Türkiye, I. ve II. Dünya Savaşı öncesi ve sırasında çok önemli bir konumda yer alıyordu. İmparatorluk, bölgede önemli askeri ve ticari gücü temsil ediyordu ve siyasi bir dengenin sağlanmasında önemli rol oynuyordu. Ancak, özellikle I. Dünya Savaşı'nın sona ermesiyle birlikte, özellikle Avrupa ülkelerinin Türkiye'deki kontrolünü kaybetmesi, sömürgeci güçlerin Türkiye'ye olan ilgisini arttırdı. İngiltere, Fransa ve Rusya, Ortadoğu'da sömürgeci kontrolü elde etmek ve bölgedeki siyasi ve askeri hareketliliği kontrol etmek için Türkiye'yi kullanmak istediler.
Bununla birlikte, Türkiye'nin siyasi ve askeri gücünden dolayı, özellikle II. Dünya Savaşı sırasında, Almanya, İtalya ve Japonya gibi ülkeler de Türkiye'yi kullanmak istediler. İmparatorluk, siyasi otoritesi ve askeri gücü sayesinde, bu ülkelerin sadece bölgeye siyasi ve askeri müdahalede bulunmalarını önlemekle kalmayıp, aynı zamanda bir nevi "ortak bir platform" oluşturmalarına da olanak sağlamıştı.

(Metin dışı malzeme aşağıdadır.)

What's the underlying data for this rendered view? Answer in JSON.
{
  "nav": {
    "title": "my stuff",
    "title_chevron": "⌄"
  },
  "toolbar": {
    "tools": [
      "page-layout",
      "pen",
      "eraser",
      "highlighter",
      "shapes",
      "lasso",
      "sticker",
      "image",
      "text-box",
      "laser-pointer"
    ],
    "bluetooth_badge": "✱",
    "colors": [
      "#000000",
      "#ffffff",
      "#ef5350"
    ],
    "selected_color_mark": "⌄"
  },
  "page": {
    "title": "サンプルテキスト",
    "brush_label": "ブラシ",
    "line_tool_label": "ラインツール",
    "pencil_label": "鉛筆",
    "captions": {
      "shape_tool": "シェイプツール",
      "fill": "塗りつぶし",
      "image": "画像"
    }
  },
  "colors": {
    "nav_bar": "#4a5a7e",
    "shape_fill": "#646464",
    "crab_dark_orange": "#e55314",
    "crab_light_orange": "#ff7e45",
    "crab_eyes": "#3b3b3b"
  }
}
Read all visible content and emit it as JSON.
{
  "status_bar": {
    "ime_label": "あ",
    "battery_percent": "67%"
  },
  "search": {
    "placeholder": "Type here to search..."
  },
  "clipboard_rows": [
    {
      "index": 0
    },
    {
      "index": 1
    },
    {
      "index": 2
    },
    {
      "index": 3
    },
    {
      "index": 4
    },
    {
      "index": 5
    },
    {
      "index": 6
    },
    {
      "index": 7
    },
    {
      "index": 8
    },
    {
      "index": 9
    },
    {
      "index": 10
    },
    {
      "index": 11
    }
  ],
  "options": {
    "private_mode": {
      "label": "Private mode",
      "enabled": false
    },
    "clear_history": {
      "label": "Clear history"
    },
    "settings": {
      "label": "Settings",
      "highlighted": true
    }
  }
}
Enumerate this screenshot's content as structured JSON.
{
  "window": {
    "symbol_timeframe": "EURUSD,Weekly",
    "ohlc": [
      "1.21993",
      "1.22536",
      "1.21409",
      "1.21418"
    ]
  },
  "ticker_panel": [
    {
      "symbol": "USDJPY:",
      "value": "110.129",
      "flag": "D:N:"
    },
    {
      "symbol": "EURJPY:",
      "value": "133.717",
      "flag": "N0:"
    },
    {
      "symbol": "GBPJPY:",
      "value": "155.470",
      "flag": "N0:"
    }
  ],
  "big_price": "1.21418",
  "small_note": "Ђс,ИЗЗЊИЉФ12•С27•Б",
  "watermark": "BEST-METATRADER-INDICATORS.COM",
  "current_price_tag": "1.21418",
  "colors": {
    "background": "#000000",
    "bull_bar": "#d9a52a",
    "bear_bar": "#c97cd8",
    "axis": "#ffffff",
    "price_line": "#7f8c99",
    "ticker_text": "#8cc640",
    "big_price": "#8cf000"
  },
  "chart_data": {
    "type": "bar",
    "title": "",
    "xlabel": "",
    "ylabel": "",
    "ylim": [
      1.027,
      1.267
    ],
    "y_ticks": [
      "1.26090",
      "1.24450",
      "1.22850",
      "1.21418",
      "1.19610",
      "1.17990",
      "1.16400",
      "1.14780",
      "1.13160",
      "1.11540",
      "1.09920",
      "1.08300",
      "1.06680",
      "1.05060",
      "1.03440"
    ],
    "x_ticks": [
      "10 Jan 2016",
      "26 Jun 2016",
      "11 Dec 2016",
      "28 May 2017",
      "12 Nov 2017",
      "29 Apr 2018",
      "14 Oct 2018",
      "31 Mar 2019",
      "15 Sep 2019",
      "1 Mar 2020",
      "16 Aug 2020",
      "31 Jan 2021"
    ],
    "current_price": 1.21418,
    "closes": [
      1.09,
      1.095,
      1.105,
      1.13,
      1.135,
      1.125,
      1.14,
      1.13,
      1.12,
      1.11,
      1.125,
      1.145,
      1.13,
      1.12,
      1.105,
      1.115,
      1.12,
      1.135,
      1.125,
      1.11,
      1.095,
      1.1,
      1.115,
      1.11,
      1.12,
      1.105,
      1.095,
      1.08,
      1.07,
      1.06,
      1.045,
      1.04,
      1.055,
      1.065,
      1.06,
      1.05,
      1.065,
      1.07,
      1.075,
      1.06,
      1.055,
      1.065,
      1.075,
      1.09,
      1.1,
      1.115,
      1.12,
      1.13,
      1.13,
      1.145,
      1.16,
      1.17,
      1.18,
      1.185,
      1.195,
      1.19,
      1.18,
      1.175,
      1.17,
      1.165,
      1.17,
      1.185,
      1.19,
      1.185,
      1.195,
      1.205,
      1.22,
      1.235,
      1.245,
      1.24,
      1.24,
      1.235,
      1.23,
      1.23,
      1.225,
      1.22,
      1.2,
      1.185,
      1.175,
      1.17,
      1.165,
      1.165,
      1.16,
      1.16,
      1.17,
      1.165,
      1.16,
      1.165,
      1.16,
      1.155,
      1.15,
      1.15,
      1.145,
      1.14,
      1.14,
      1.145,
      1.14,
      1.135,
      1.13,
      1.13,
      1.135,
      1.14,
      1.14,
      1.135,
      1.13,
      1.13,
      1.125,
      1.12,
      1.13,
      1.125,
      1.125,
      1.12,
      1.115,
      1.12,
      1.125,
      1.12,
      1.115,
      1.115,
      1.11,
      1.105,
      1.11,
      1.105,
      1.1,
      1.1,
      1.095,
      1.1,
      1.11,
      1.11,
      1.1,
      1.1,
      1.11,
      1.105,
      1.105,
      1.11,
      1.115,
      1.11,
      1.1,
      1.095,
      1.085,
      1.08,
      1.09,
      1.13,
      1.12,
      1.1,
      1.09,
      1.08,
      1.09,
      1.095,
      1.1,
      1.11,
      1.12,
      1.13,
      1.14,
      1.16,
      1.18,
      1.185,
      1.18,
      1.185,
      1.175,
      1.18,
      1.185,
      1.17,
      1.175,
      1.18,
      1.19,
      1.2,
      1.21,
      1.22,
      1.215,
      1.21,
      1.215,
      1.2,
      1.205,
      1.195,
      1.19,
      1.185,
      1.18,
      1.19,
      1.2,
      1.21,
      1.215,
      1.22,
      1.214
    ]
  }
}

Türkiye'nin, iki dünya savaşına sokulmasının başka bir nedeni de, bölgedeki petrol kaynaklarının kontrolünü elde etmekti. II. Dünya Savaşı sırasında, petrolün giderek önem kazanması, özellikle Almanya ve Japonya gibi ülkelerin Türkiye'yi kullanarak enerji kaynaklarına erişmeye çalışmalarını tetikledi.
Sonuç olarak, Türkiye, I. ve II. Dünya Savaşı sırasında sömürgeci güçlerin, siyasi otorite ve askeri gücünün kontrolünü elde etmeyi amaçlayan, aynı zamanda petrol kaynaklarının kontrolünü sağlamak isteyen uluslararası çabaların kurbanı olmuştur.